Visual Arts, Columbia University, New York

This course examines ways of looking and ways of seeing, both personally & professionally as artists and in a larger cultural context. Through field trips to contemporary art and other cultural sites, conversations with visiting critical thinkers and practicioners, readings, discussions, and visual & written responses, we will examine how we look, think, act, create and respond--critically questioning our own artistic practices and ways of looking at the world.

Tuesday, October 29, 2013

Coming Home, Michigan Version

When I first read of our assignment, based on Charline von Heyl's epiphany in Marfa, my first thought was, Bad timing! In a few weeks, I am taking my first trip to Montana. I wanted a glamorous, super-charged outdoorsy setting in which to "see nothing" too. Something like this:



Well, ha! I spent the weekend instead in suburban Detroit, where my cousin was getting married. Not only was it a typically bitter, gray day in Detroit but even my location there, about a half-hour from the idyllic, leafy neighborhoods of my youth, was an aesthetic bummer. A condo development of repetitive blandness that looks like this:



Talk about nothing to see. Even the garden at this home, usually a riot of color and creativity, was a vision of cut-down depression in anticipation of cold, sunless winter:


The last thing I wanted to do was start poking around this uninspired landscape in the Arctic cold. Then, the Charline von Heyl thing started happening. The cold invigorated me. So did the mere fact, as is typical for me, of being outside. I hadn't been in Michigan during autumn in years, and I started to remember, visually and aromatically, my home state's omnipresent natural wonder (among, admittedly, some fairly dreary development). The casual splendor of trees like this, for example:



I found pinecones so freshly fallen that the sap clustered all over my hands, leaving such a distinct pine scent that I felt transported, first to my school's nature center where we tapped trees each fall for syrup, and then to my childhood home where my brothers and I spent all of our time in the wooded ravine out back, no matter the season. The ground on which I ran, hid, fooled around, buried various dead critters in bizarre takes on Jewish funerals, it looked, smelled and crunched under my feet just like this backyard did:


Soon, everything looked amazing. A cluster of brittle twigs like a sea urchin:


A starburst of fallen trees whose single arcing branch transforms the thing into a hideout:

A hole that reminds me of Lee Bontecou, sigh:



Naturally, as I looked deliberately at the rich foliage of spring and summer dead on the ground, in picturesque heaps in advance of next year's bounty, thoughts of the cycle of life took over. This is when things get heavy.
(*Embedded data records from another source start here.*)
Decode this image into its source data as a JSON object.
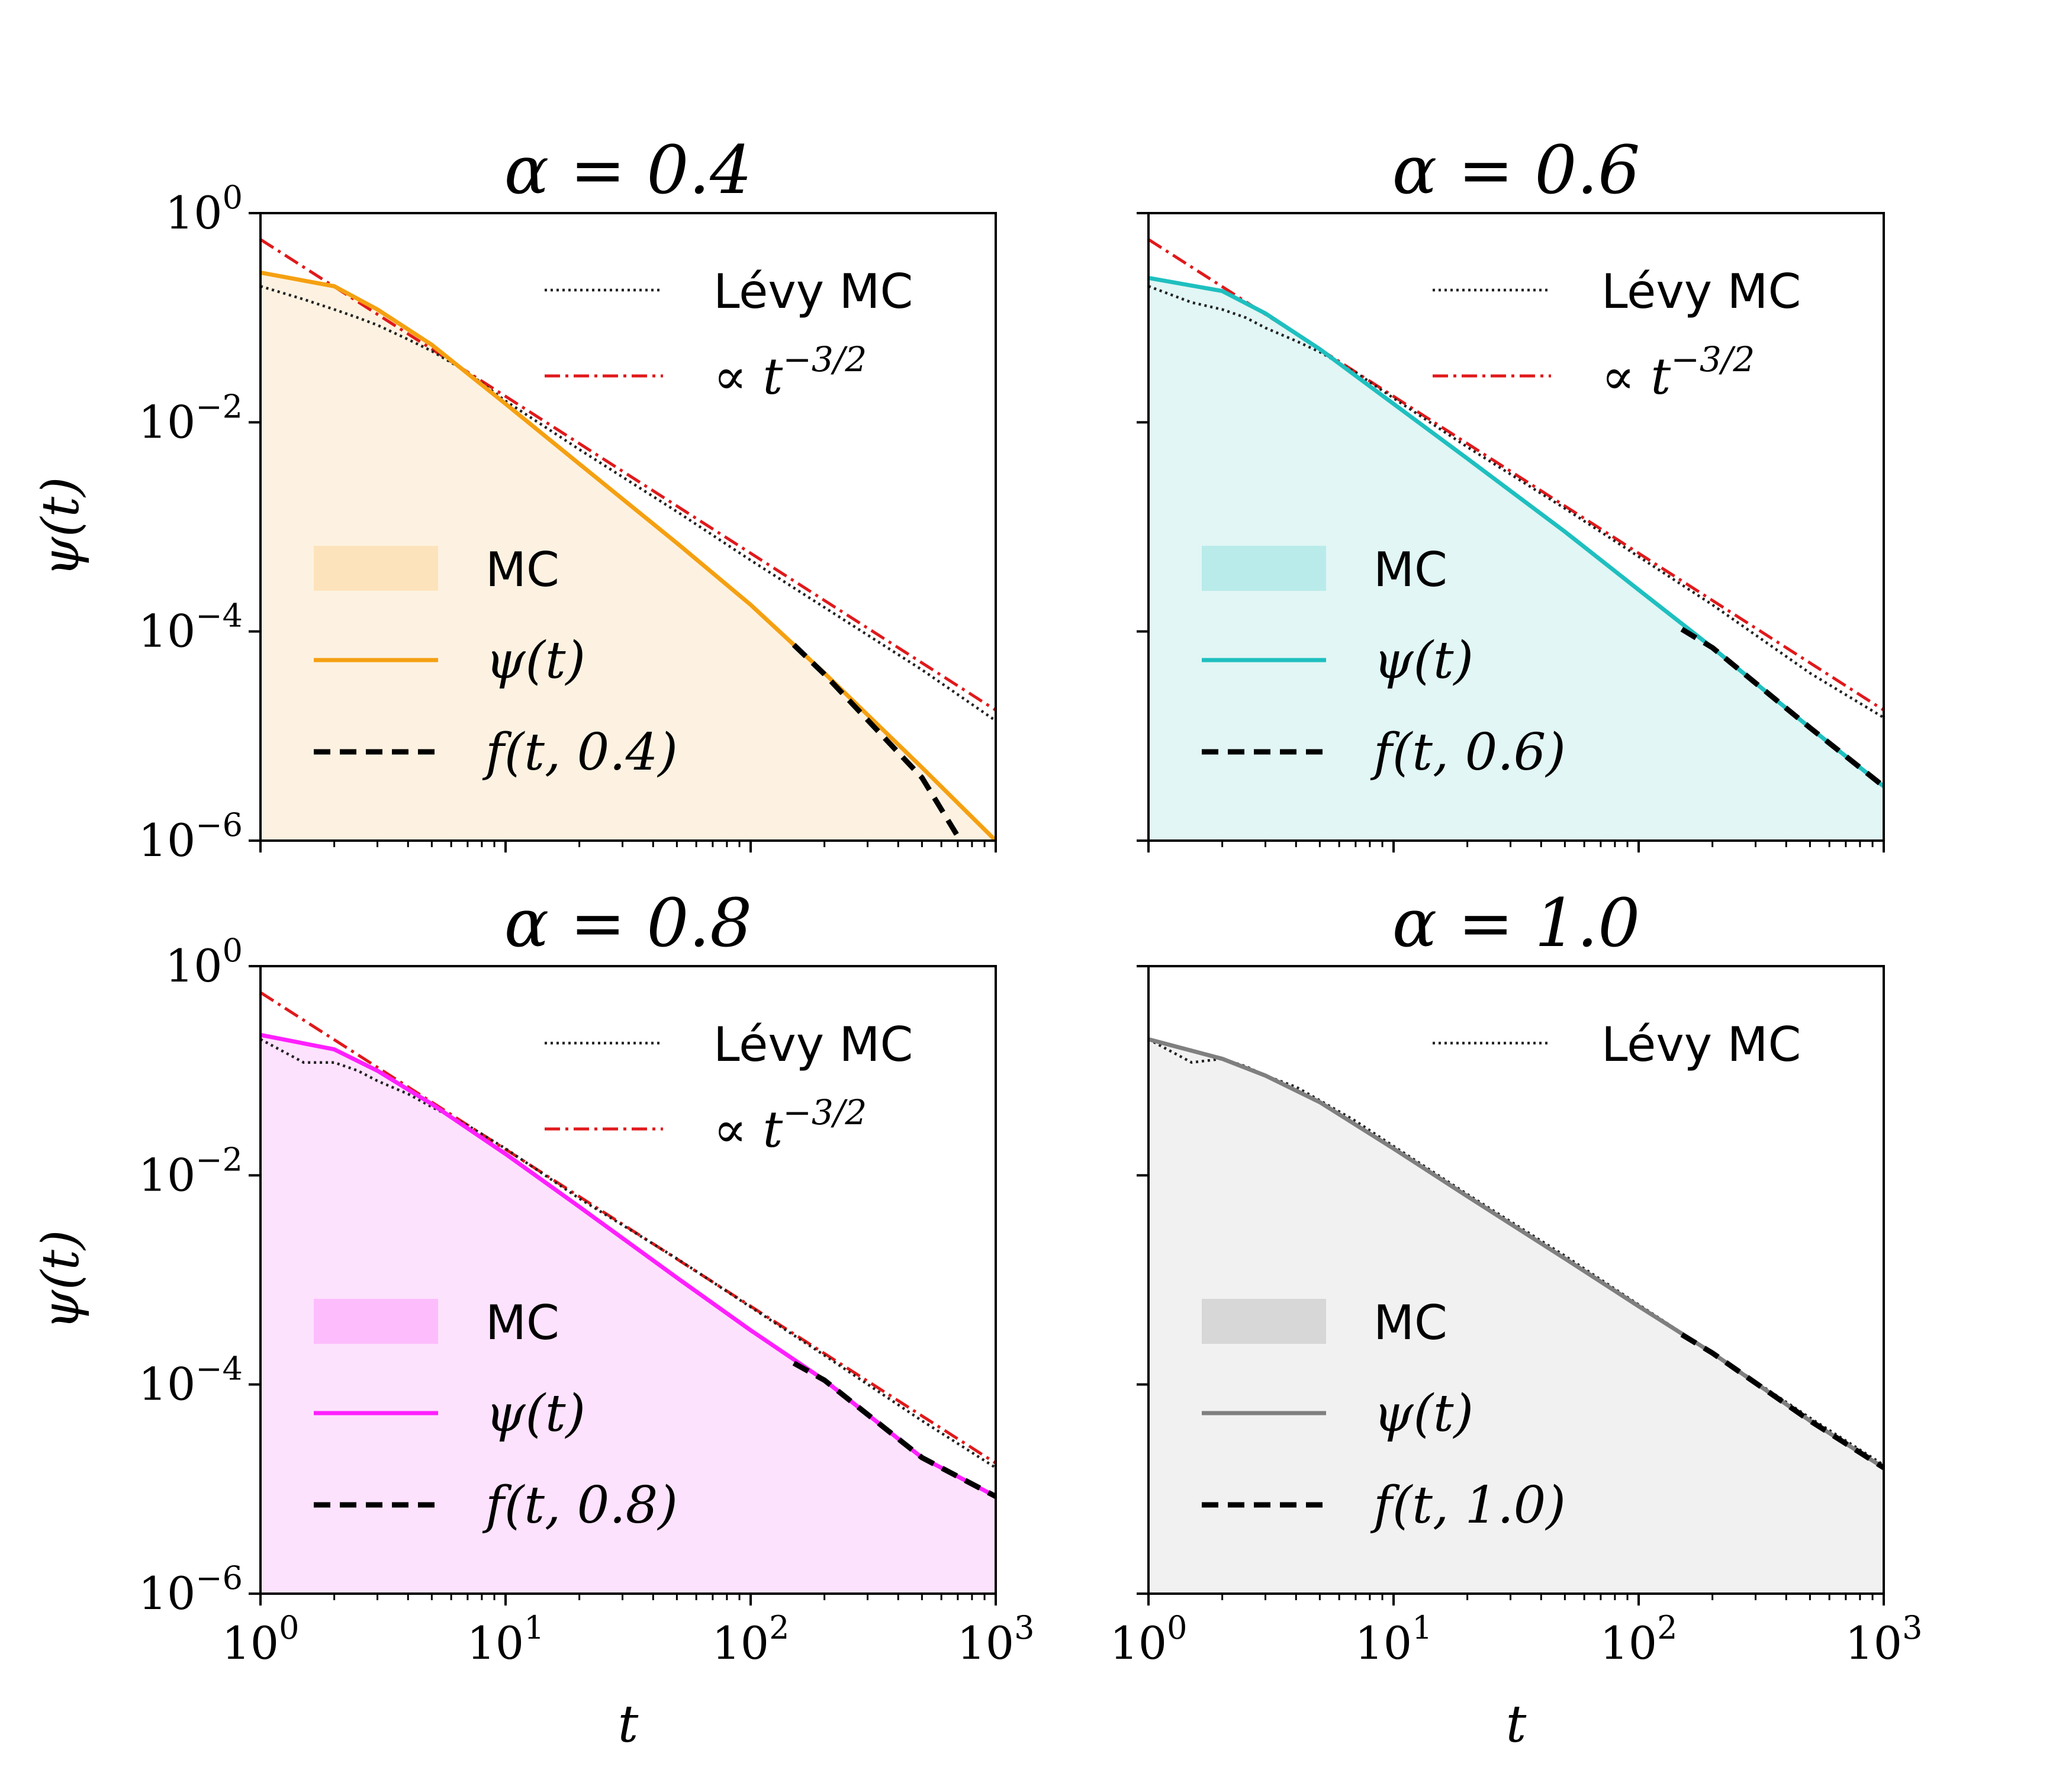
{
  "figure": {
    "ylabel": "ψ(t)",
    "xlabel": "t"
  },
  "colors": {
    "levy": "#222222",
    "powerlaw": "#e0191b",
    "fit": "#000000",
    "panels": [
      "#f5a011",
      "#1fbfbf",
      "#ff1fff",
      "#7f7f7f"
    ],
    "fills": [
      "#fdf2e1",
      "#e1f6f5",
      "#fde2fd",
      "#f1f1f1"
    ],
    "legend_patch": [
      "#fde3bc",
      "#b8ebe9",
      "#fdbdfd",
      "#d7d7d7"
    ]
  },
  "chart_data": [
    {
      "type": "line",
      "title": "α = 0.4",
      "alpha": 0.4,
      "xscale": "log",
      "yscale": "log",
      "xlim": [
        1,
        1000
      ],
      "ylim": [
        1e-06,
        1
      ],
      "xticks": [
        "10^0",
        "10^1",
        "10^2",
        "10^3"
      ],
      "yticks": [
        "10^0",
        "10^-2",
        "10^-4",
        "10^-6"
      ],
      "xlabel": "",
      "ylabel": "ψ(t)",
      "legend_upper": [
        "Lévy MC",
        "∝ t^(-3/2)"
      ],
      "legend_lower": [
        "MC",
        "ψ(t)",
        "f(t, 0.4)"
      ],
      "series": [
        {
          "name": "ψ(t)",
          "x": [
            1,
            2,
            3,
            5,
            10,
            20,
            50,
            100,
            200,
            500,
            1000
          ],
          "y": [
            0.27,
            0.2,
            0.12,
            0.055,
            0.015,
            0.004,
            0.0007,
            0.00018,
            4e-05,
            5e-06,
            1e-06
          ]
        },
        {
          "name": "Lévy MC",
          "x": [
            1,
            1.5,
            2,
            2.5,
            3,
            4,
            5,
            7,
            10,
            20,
            50,
            100,
            200,
            500,
            1000
          ],
          "y": [
            0.2,
            0.15,
            0.12,
            0.1,
            0.085,
            0.062,
            0.048,
            0.03,
            0.016,
            0.0055,
            0.0014,
            0.00048,
            0.00017,
            4.3e-05,
            1.4e-05
          ]
        },
        {
          "name": "∝ t^(-3/2)",
          "x": [
            1,
            10,
            100,
            1000
          ],
          "y": [
            0.56,
            0.0177,
            0.00056,
            1.77e-05
          ]
        },
        {
          "name": "f(t, 0.4)",
          "x": [
            150,
            200,
            500,
            700
          ],
          "y": [
            7.45e-05,
            3.9e-05,
            4e-06,
            1.1e-06
          ]
        }
      ]
    },
    {
      "type": "line",
      "title": "α = 0.6",
      "alpha": 0.6,
      "xscale": "log",
      "yscale": "log",
      "xlim": [
        1,
        1000
      ],
      "ylim": [
        1e-06,
        1
      ],
      "xticks": [
        "10^0",
        "10^1",
        "10^2",
        "10^3"
      ],
      "yticks": [
        "10^0",
        "10^-2",
        "10^-4",
        "10^-6"
      ],
      "xlabel": "",
      "ylabel": "",
      "legend_upper": [
        "Lévy MC",
        "∝ t^(-3/2)"
      ],
      "legend_lower": [
        "MC",
        "ψ(t)",
        "f(t, 0.6)"
      ],
      "series": [
        {
          "name": "ψ(t)",
          "x": [
            1,
            2,
            3,
            5,
            10,
            20,
            50,
            100,
            200,
            500,
            1000
          ],
          "y": [
            0.24,
            0.18,
            0.11,
            0.05,
            0.015,
            0.0045,
            0.0009,
            0.00025,
            7e-05,
            1.2e-05,
            3.3e-06
          ]
        },
        {
          "name": "Lévy MC",
          "x": [
            1,
            1.5,
            2,
            2.5,
            3,
            4,
            5,
            7,
            10,
            20,
            50,
            100,
            200,
            500,
            1000
          ],
          "y": [
            0.2,
            0.14,
            0.12,
            0.1,
            0.08,
            0.06,
            0.047,
            0.03,
            0.017,
            0.0058,
            0.0015,
            0.00052,
            0.00018,
            4e-05,
            1.5e-05
          ]
        },
        {
          "name": "∝ t^(-3/2)",
          "x": [
            1,
            10,
            100,
            1000
          ],
          "y": [
            0.56,
            0.0177,
            0.00056,
            1.77e-05
          ]
        },
        {
          "name": "f(t, 0.6)",
          "x": [
            150,
            200,
            500,
            1000
          ],
          "y": [
            0.000105,
            7e-05,
            1.2e-05,
            3.3e-06
          ]
        }
      ]
    },
    {
      "type": "line",
      "title": "α = 0.8",
      "alpha": 0.8,
      "xscale": "log",
      "yscale": "log",
      "xlim": [
        1,
        1000
      ],
      "ylim": [
        1e-06,
        1
      ],
      "xticks": [
        "10^0",
        "10^1",
        "10^2",
        "10^3"
      ],
      "yticks": [
        "10^0",
        "10^-2",
        "10^-4",
        "10^-6"
      ],
      "xlabel": "t",
      "ylabel": "ψ(t)",
      "legend_upper": [
        "Lévy MC",
        "∝ t^(-3/2)"
      ],
      "legend_lower": [
        "MC",
        "ψ(t)",
        "f(t, 0.8)"
      ],
      "series": [
        {
          "name": "ψ(t)",
          "x": [
            1,
            2,
            3,
            5,
            10,
            20,
            50,
            100,
            200,
            500,
            1000
          ],
          "y": [
            0.22,
            0.16,
            0.1,
            0.048,
            0.016,
            0.005,
            0.00105,
            0.00033,
            0.00011,
            2e-05,
            8.5e-06
          ]
        },
        {
          "name": "Lévy MC",
          "x": [
            1,
            1.5,
            2,
            2.5,
            3,
            4,
            5,
            7,
            10,
            20,
            50,
            100,
            200,
            500,
            1000
          ],
          "y": [
            0.2,
            0.12,
            0.12,
            0.1,
            0.08,
            0.06,
            0.045,
            0.03,
            0.018,
            0.006,
            0.0016,
            0.00055,
            0.00019,
            4.5e-05,
            1.6e-05
          ]
        },
        {
          "name": "∝ t^(-3/2)",
          "x": [
            1,
            10,
            100,
            1000
          ],
          "y": [
            0.56,
            0.0177,
            0.00056,
            1.77e-05
          ]
        },
        {
          "name": "f(t, 0.8)",
          "x": [
            150,
            200,
            500,
            1000
          ],
          "y": [
            0.00016,
            0.00011,
            2e-05,
            8.5e-06
          ]
        }
      ]
    },
    {
      "type": "line",
      "title": "α = 1.0",
      "alpha": 1.0,
      "xscale": "log",
      "yscale": "log",
      "xlim": [
        1,
        1000
      ],
      "ylim": [
        1e-06,
        1
      ],
      "xticks": [
        "10^0",
        "10^1",
        "10^2",
        "10^3"
      ],
      "yticks": [
        "10^0",
        "10^-2",
        "10^-4",
        "10^-6"
      ],
      "xlabel": "t",
      "ylabel": "",
      "legend_upper": [
        "Lévy MC"
      ],
      "legend_lower": [
        "MC",
        "ψ(t)",
        "f(t, 1.0)"
      ],
      "series": [
        {
          "name": "ψ(t)",
          "x": [
            1,
            2,
            3,
            5,
            10,
            20,
            50,
            100,
            200,
            500,
            1000
          ],
          "y": [
            0.2,
            0.13,
            0.09,
            0.05,
            0.018,
            0.0063,
            0.0016,
            0.00056,
            0.0002,
            4.5e-05,
            1.6e-05
          ]
        },
        {
          "name": "Lévy MC",
          "x": [
            1,
            1.5,
            2,
            2.5,
            3,
            4,
            5,
            7,
            10,
            20,
            50,
            100,
            200,
            500,
            1000
          ],
          "y": [
            0.2,
            0.12,
            0.13,
            0.11,
            0.09,
            0.07,
            0.052,
            0.033,
            0.019,
            0.0066,
            0.0017,
            0.00058,
            0.0002,
            4.8e-05,
            1.7e-05
          ]
        },
        {
          "name": "f(t, 1.0)",
          "x": [
            150,
            200,
            500,
            1000
          ],
          "y": [
            0.0003,
            0.0002,
            4.5e-05,
            1.6e-05
          ]
        }
      ]
    }
  ]
}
I circle to the front of the condo, inexplicably really, since I no longer want to be indoors. Outside is free and fresh. I am cherishing being outside at home, a luxury that does not exist for me in Manhattan.

I come upon this little totem thing:



I have no idea why it is there, what my host means by it. I have seen it at this home many times, and I always think of it condescendingly as a white person's attempt to do something Japanesey, even though I have no idea whether the Japanese do anything like this in their gardens. This time -- because I am looking so closely at nothing! -- I see a companion to the Jewish cemetery ritual of placing a stone on the tombstone of a loved one. It's a ritual I look upon fondly even though I believe burial sucks.

I think of my brother, whose grave I only visit when I am at another funeral or unveiling at the same cemetery. I hate going there, seeing how he is dead in a box in the ground, a teenager who must be bored to death - ha! - surrounded by old people from our family (although I would wager that my dad's arrival made things better for my brother, though worse for me). I don't cry, I just think of him, grateful that this assignment made me do so in the context of nature, the outdoors and art, while I am alone. Grateful also that my own post-life instructions comprise the anti-Jewish rite of cremation, organ donation and a ceremonial scattering of whatever bits are left in the waters off Tel Aviv Beach. (You have probably thought of these things, too, if you, like me, have lost 40 percent of your immediate family by this point.)

That evening, I go to my cousin's wedding, the whole point of my trip. There is so much to see.
Isn't that leopard tail something else? The party was packed with bandage dresses, aggressive eye makeup and ironed-down hair, an attempt to control Jewfros run amuck. I reprised my role, taken up at my cousin's sister's wedding, of underground paparazzo.

Amid all the distraction, a family friend came to find me. Her sons were friends of my brother's in Hebrew school, which means they got in lots of trouble together (that's what it means for all good Jews). She told me that her sons, all these years later, still speak of my brother. As if on cue, they walked over and told me a story. I cried, grateful that my totally awesome brother hasn't been forgotten.

So where does that leave me? Besides really off-track? I brought home three fragrant pinecones and a pile of red leaves.




I am going to document their decline as a reminder that a project about my brother is long overdue.